The parameters for the SWEEPS and PIPS modes are presented in Table 1. In the SWEEPS group, the canals were first subjected to 3% NaOCl (2 mL each) activation using the SWEEPS mode for 20 seconds, followed by a rest interval of 20 seconds, 0.9% saline (2 ml each) activation using the SWEEPS mode for 20 seconds, and then another rest interval of 20 seconds. This procedure was repeated three times. The same regimen was followed in the PIPS group, where NaOCl was activated using the PIPS mode. In the control group, the canals were subjected to three 20-second cycles of 3% NaOCl (2 mL each) irrigation via a syringe with a 27-G side-vented needle without any activation, 0.9% sterile physiological saline irrigation (2 mL each) for 20 seconds, and a rest period of 20 seconds.
The No. 99128 fiber tip was used in the SWEEPS mode. This fiber tip has a diameter of 0.60 mm, a length of 12 mm, and a flat end. The No. 89036 fiber tip was used in the PIPS mode. This fiber tip has a diameter of 0.60 mm and a length of 9 mm. Unlike that of the fiber tip used in SWEEPS mode, the end of the fiber tip in PIPS mode is tapered. During activation, the fiber tip was placed into the coronal reservoir which was 10 mm from the WL. The SWEEPS and PIPS fiber tips are shown in Figure 1a and b.
Bacterial sampling and counting after irrigation
The method used for bacterial sampling and counting after irrigation was the same as that used before irrigation.
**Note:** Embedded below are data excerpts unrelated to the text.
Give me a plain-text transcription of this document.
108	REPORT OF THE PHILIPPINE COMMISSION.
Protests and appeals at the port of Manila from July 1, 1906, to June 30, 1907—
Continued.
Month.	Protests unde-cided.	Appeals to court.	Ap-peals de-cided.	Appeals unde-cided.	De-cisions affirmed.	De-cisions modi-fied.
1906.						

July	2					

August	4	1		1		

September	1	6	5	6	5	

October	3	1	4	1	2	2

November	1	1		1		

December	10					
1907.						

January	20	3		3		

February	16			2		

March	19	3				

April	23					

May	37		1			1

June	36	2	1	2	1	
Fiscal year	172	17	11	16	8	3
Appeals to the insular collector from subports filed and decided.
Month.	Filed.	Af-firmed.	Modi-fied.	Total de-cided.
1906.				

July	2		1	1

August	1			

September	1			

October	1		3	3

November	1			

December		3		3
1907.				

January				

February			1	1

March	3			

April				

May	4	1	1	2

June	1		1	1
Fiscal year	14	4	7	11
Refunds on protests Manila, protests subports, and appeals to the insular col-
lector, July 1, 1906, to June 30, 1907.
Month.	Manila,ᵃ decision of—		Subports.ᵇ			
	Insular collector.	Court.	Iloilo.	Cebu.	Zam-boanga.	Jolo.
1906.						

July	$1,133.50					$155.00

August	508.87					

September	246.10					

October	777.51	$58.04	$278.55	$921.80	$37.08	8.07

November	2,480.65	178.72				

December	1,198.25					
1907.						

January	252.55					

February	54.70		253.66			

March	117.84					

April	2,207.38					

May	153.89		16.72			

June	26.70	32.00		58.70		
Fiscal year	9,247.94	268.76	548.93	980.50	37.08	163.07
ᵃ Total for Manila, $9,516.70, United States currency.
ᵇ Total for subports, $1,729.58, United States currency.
On the basis of the obtained values, we calculated the bacterial reduction rate by using the following formula: bacterial reduction rate (%) = (E − F)/E × 100. In this paper, E and F represent the number of bacterial colonies before and after irrigation, respectively. Based on the bacterial reduction rate, the bacterial clearance efficacy of each method was evaluated. For more intuitive demonstration of the bacterial clearance efficacy, the number of remaining bacteria in the irrigated samples from the three groups was observed by SEM.
Statistical analysis
All data were statistically analyzed using SPSS, version 22.0 (IBM, Chicago, IL, USA). We used the Kruskal–Wallis test to detect statistically significant differences between groups. Intergroup comparisons were conducted using nonparametric one-way analysis of variance. The bacterial reduction rate are presented as medians and interquartile ranges. A p-value of ≤0.05 was considered statistically significant.